Mon avis :
Je suis folle de J.Courtney Sullivan (elle vient au Festival America, youhou) et c’est avec une vraie impatience que j‘attendais de dévorer son nouvel opus… et comme à chaque fois, la magie a opéré, j’ai adoré Maine. C’est grinçant, touchant, dérangeant parfois, en un mot : Parfait !
Comme pour Les Débutantes, nous avons quatre personnages principaux, quatre héroïnes qui s’expriment à tour de rôle en alternant les chapitres. Ces femmes nous livrent leurs pensées, leurs doutes et espoirs et nous livrent une réflexion sur le rôle de femme/mère/enfant le temps d’un été dans leur maison de famille à Cape Neddick dans le Maine.
Il y a d’abord la grand-mère, Alice. Pas vraiment une mamie gâteaux aimante et câline. A 80 ans, Alice est encore une belle femme qui aime séduire et charmer. Plus jeune, elle rêvait d’aventures, de liberté, de partir à paris pour devenir un grand peintre. Mais la mort de sa sœur Mary (et la culpabilité qui l’accompagne) va la pousser à renoncer à ses envies et à se marier avec Daniel. Peu aimante avec ses enfants, c’est une femme dure, critique, jalouse, très pieuse aussi qui se réfugie dans l’alcool pour oublier le temps qui passe.

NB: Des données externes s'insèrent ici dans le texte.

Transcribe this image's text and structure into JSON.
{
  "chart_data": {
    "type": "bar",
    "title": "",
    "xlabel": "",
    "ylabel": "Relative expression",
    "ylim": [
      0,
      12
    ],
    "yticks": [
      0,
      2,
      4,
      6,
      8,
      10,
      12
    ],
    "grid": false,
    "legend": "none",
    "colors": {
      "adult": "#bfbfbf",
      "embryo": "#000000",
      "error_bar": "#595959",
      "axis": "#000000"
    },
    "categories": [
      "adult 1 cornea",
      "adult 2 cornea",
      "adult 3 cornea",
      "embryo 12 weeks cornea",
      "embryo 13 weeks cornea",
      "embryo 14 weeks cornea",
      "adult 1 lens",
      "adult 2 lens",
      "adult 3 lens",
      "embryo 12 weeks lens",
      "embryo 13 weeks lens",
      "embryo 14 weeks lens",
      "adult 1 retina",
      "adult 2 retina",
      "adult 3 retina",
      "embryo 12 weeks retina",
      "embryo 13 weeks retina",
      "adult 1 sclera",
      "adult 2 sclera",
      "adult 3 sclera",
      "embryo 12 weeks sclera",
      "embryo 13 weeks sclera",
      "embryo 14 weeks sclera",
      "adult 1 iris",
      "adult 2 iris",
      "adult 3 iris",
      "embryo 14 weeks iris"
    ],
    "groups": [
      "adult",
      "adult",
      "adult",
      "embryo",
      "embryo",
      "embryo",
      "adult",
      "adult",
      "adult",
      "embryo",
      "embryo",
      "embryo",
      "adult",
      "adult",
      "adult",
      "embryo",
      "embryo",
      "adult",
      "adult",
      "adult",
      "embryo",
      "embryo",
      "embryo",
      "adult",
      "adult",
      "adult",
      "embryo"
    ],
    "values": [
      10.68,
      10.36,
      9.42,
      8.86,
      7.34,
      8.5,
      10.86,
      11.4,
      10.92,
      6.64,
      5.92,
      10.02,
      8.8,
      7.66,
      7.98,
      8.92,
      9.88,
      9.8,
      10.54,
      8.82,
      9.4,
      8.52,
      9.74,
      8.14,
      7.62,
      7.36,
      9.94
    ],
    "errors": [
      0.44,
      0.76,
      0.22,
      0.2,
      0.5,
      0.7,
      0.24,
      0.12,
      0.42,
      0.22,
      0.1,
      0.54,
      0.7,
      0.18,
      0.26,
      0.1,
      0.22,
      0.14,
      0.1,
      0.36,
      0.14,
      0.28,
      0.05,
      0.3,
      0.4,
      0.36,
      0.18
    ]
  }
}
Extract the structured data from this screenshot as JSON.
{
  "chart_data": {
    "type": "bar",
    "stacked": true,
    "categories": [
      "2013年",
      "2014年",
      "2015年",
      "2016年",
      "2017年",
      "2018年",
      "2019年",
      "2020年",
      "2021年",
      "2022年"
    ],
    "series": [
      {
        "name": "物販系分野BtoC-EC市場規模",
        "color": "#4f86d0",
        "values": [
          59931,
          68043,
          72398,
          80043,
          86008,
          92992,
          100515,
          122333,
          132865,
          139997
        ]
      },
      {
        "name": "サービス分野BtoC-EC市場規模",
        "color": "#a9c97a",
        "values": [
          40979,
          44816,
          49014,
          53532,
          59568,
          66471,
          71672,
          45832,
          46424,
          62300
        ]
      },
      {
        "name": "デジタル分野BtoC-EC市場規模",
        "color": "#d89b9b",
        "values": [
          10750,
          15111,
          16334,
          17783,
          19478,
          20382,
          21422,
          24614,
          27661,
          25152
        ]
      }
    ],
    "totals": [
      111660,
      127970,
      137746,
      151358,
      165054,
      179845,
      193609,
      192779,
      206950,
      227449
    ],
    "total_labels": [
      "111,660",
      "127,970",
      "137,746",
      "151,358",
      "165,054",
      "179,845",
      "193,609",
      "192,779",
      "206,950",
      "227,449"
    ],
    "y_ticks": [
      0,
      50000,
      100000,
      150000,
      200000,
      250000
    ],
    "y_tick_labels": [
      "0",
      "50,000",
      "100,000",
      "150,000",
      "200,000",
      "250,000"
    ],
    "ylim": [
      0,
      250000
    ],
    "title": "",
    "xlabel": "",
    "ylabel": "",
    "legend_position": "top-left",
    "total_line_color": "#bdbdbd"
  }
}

On fait ensuite connaissance avec Maggie, la petite-fille d’Alice qui vit à New-York et aimerait emménager avec Gabe son petit ami. Alors qu’elle vient d’apprendre qu’elle est enceinte, Gabe lui annonce qu’il préfère en rester là et se séparer d’elle. Elle espère que son été dans la Maine, près de sa famille et de sa mère, lui permettra de se reconstruire et d’aller de l’avant. Vient ensuite Kathleen, la fille un peu bohème d’Alice et mère de Maggie. Après des années d’errance, elle est parvenue à se sortir de l’enfer de l’alcoolisme et elle élève des vers de terre en Californie avec son nouveau compagnon. Elle s’en sort bien, aussi financièrement que sentimentalement mais depuis le décès de son père, elle se tient à distance de sa famille qu’elle juge toxique et contre laquelle elle garde une vive rancœur. Autant dire que les rapports avec sa mère sont tendus, d’autant plus qu’Alice l’estime plus ou moins responsable de la mort de Daniel.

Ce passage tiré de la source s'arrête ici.